UDP Opposition Leader says defection of former campaign manager “no loss”
Posted: 07/09/2007 - 09:22 AM
Author: Adele Ramos
UDP Opposition Leader Dean Barrow commented today on the recent defection of former Belize City campaign manager, Dale Trujeque, immediately after Trujeque’s resignation as the human resources manager of the Opposition-run Belize City Council.
“If he had not been in such a rush to join the PUP, it might have done more damage,” said Barrow. “He undermined his credibility by rushing into the arms of the PUP.”
The Opposition Leader said that while defection is a reality in party politics, he doesn’t see “any kind of loss at all” in Trujeque’s resignation.
Trujeque was affiliated with the United Democratic Party for 10 years, and in 2006 was campaign manager for the UDP team that won the municipal elections here in the City.
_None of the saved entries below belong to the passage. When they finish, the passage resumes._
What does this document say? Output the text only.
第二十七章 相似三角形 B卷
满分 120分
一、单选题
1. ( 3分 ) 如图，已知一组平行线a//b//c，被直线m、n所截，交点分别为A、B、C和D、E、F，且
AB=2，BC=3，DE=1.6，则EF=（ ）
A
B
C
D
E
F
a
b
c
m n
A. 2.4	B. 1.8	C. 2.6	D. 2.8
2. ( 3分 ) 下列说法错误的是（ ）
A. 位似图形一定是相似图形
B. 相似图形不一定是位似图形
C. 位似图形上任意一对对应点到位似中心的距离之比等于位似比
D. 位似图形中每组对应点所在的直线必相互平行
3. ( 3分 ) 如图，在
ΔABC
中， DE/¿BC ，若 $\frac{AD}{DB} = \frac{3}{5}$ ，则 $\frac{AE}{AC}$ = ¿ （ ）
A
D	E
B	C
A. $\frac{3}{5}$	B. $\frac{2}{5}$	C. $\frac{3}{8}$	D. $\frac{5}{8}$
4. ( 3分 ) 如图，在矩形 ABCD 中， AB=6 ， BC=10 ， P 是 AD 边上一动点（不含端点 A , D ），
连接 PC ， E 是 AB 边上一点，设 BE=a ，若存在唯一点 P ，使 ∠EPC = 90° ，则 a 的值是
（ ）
The new council hired him as their point-man in HR – Trujeque’s area of focus while he worked for Belize Telecommunications Limited.
He and five other senior managers had resigned en masse in July this year, but after meeting with the party’s central executive they rescinded their resignation and returned to the Council. Trujeque told us last Thursday that his return to the Council was uneasy, and he later made his resignation final in protest of the manner in which councilors handed down decisions to him and other managers.
“It was quite clear that he couldn’t work with the City Council,” Barrow told our newspaper, saying that there was a fundamental misconception on Trujeque’s part about the way things should be run at the Council.
While the city councilors are not always right, Barrow said, the principle is that they are the elected officials and the ones answerable to the electorate, and so the final decisions rest with them.
“Mr. Trujeque was not comfortable with that. That came across clear as daylight in the meeting,” Barrow commented. “He obviously felt he could live with perhaps submitting himself to authority to the mayor but not 11 bosses.”
Barrow said that the relationship between Trujeque and the Belize City Council was bound to come to an end sooner or later, but he said that it struck him as strange that he immediately joined the ruling People’s United Party.
He added that there was “a certain degree of spite and spleen” in the broad generalizations Trujeque made about the UDP’s ability to govern the country at the national level.